The Shuswap

Some 60km north of Vernon along Hwy-97A, you arrive in the Shuswap, a photogenic region of gently sloping mountains, tranquil lakes and sandy beaches. The scenic lakeside city of SALMON ARM, the largest of the area’s pretty resorts, is at the heart of the Shuswap region, whose centrepiece is Shuswap Lake. Taking its name from a mispronunciation of the Secwepemc Nation, who encompass 17 bands in BC’s interior, the region and lake offer 1000km of shoreline and 32 provincial parks, making them ideal for fishing, swimming, waterskiing, paddling or houseboating. The area has a small but impressive wine-growing region specializing in cool-climate whites, especially Ortega. Birdwatching is another local draw, as the bay in Shuswap Lake is one of the world’s last nesting areas of the western grebe. But the main attraction is the spectacle of the annual migrations of spawning salmon every October; Salmon Arm was named for an era when it was possible to spear salmon straight from the lake, and fish were so plentiful that they were shovelled onto the land as fertilizer. Salmon spawn and die in four-year cycles; in dominant years (the next is 2018) up to two million fish brave the run from the Pacific up to their birthplace in the Adams River, a tributary of the mighty Fraser River, though there’s a huge variability in numbers in other years. During spawning time, people also migrate here – around 250,000 visitors come during the peak week.

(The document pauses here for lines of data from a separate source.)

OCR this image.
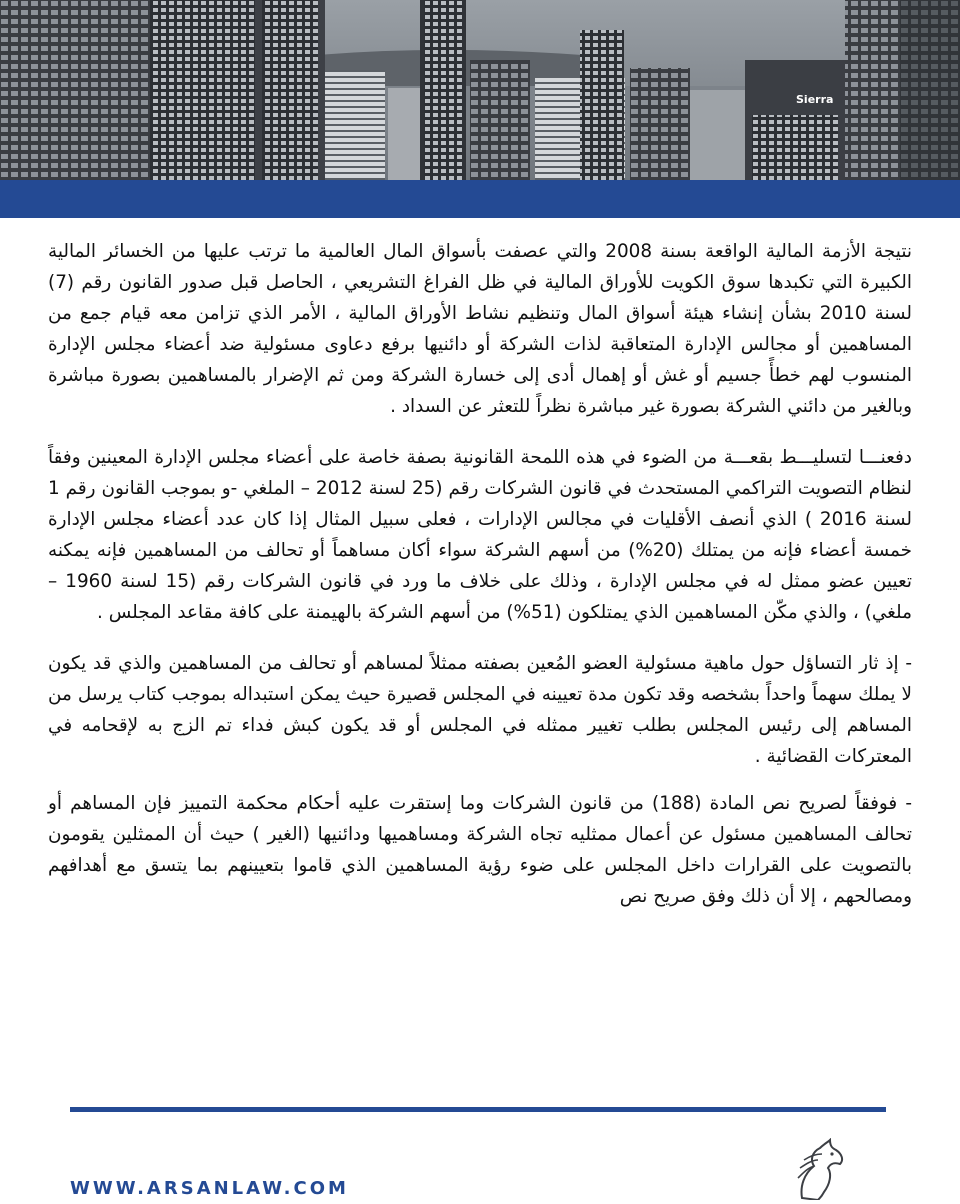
Sierra

نتيجة الأزمة المالية الواقعة بسنة 2008 والتي عصفت بأسواق المال العالمية ما ترتب عليها من الخسائر المالية الكبيرة التي تكبدها سوق الكويت للأوراق المالية في ظل الفراغ التشريعي ، الحاصل قبل صدور القانون رقم (7) لسنة 2010 بشأن إنشاء هيئة أسواق المال وتنظيم نشاط الأوراق المالية ، الأمر الذي تزامن معه قيام جمع من المساهمين أو مجالس الإدارة المتعاقبة لذات الشركة أو دائنيها برفع دعاوى مسئولية ضد أعضاء مجلس الإدارة المنسوب لهم خطأً جسيم أو غش أو إهمال أدى إلى خسارة الشركة ومن ثم الإضرار بالمساهمين بصورة مباشرة وبالغير من دائني الشركة بصورة غير مباشرة نظراً للتعثر عن السداد .

دفعنـــا لتسليـــط بقعـــة من الضوء في هذه اللمحة القانونية بصفة خاصة على أعضاء مجلس الإدارة المعينين وفقاً لنظام التصويت التراكمي المستحدث في قانون الشركات رقم (25 لسنة 2012 – الملغي -و بموجب القانون رقم 1 لسنة 2016 ) الذي أنصف الأقليات في مجالس الإدارات ، فعلى سبيل المثال إذا كان عدد أعضاء مجلس الإدارة خمسة أعضاء فإنه من يمتلك (20%) من أسهم الشركة سواء أكان مساهماً أو تحالف من المساهمين فإنه يمكنه تعيين عضو ممثل له في مجلس الإدارة ، وذلك على خلاف ما ورد في قانون الشركات رقم (15 لسنة 1960 – ملغي) ، والذي مكّن المساهمين الذي يمتلكون (51%) من أسهم الشركة بالهيمنة على كافة مقاعد المجلس .

- إذ ثار التساؤل حول ماهية مسئولية العضو المُعين بصفته ممثلاً لمساهم أو تحالف من المساهمين والذي قد يكون لا يملك سهماً واحداً بشخصه وقد تكون مدة تعيينه في المجلس قصيرة حيث يمكن استبداله بموجب كتاب يرسل من المساهم إلى رئيس المجلس بطلب تغيير ممثله في المجلس أو قد يكون كبش فداء تم الزج به لإقحامه في المعتركات القضائية .

- فوفقاً لصريح نص المادة (188) من قانون الشركات وما إستقرت عليه أحكام محكمة التمييز فإن المساهم أو تحالف المساهمين مسئول عن أعمال ممثليه تجاه الشركة ومساهميها ودائنيها (الغير ) حيث أن الممثلين يقومون بالتصويت على القرارات داخل المجلس على ضوء رؤية المساهمين الذي قاموا بتعيينهم بما يتسق مع أهدافهم ومصالحهم ، إلا أن ذلك وفق صريح نص

WWW.ARSANLAW.COM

Houseboating on Shuswap Lake

Houseboating on Shuswap Lake is a hugely popular way to idle away a week or two and the pleasant waterfront village SICAMOUS, 31km east of Salmon Arm along Hwy-1, is known as the "houseboating capital of Canada". The season runs May to September with prices from around $4000 per week for eight people, but there are many larger (up to 22 people) and pricier options. Agencies include: Bluewater Houseboats (t 250 836 2255, t 1 800 663 4024, w bluewaterhouseboats.ca), Twin Anchors Houseboat Association (t 250 836 2450, t 1 800 663 4026, w twinanchors.com) and Waterway Houseboats (t 250 836 2505, t 1 877 928 3792, wwaterwayhouseboats.com).

Little Shuswap Lake and Roderick Haig-Brown Provincial Park

The sleepy lakeside town of CHASE and the hamlet of SQUALIX gather around Little Shuswap Lake, 45km northwest of Salmon Arm on Hwy-1. Not only do they offer a couple of interesting overnight options but they’re also the gateway communities for the Roderick Haig-Brown Provincial Park, which provides an easily accessible and superb view of the salmon migrations from signposted viewing platforms. Although the park offers no camping there is a 26-mile trail system used for hiking and mountain biking in summer and snowshoeing and cross-country skiing in winter. If you’re thinking of dangling a line, pick up the Fishing in Shuswap leaflet from the visitor centre in Chase or Salmon Arm; don’t forget to get a licence at the same time. The park is 5km north of Squalix on a signposted side road.

Spawn to be wild

At times it seems impossible to escape the salmon in BC. Whether on restaurant menus, in rivers or in photographs of grinning fishermen clutching their catch, the fish is almost as much a symbol of the region as the mountains and forests. Five different species inhabit the rivers and lakes of western Canada: pink, coho, chum, chinook(or spring) and sockeye.

Though they start and finish their lives in fresh water, salmon spend about four years in the open sea. Mature fish make their epic migrations from the Pacific to spawn in the BC rivers of their birth between June and November, swimming about 30km a day; some chinook travel more than 1400km up the Fraser beyond Prince George, which means almost fifty days’ continuous upstream swimming. Though the female lays between 2000 and 6000 eggs, less than six percent of the offspring survive. On the Adams River near Salmon Arm, for example, it’s estimated that of four billion sockeye eggs laid in a typical year, one billion survive to become fry (hatched fish about 2cm long), of which three-quarters are eaten by predators before becoming smolts (year-old fish) and only one-in-twenty makes it to the ocean. This means each pair of spawners effectively produce about ten mature fish; of these, eight are caught by commercial fisheries and only two return to reproduce.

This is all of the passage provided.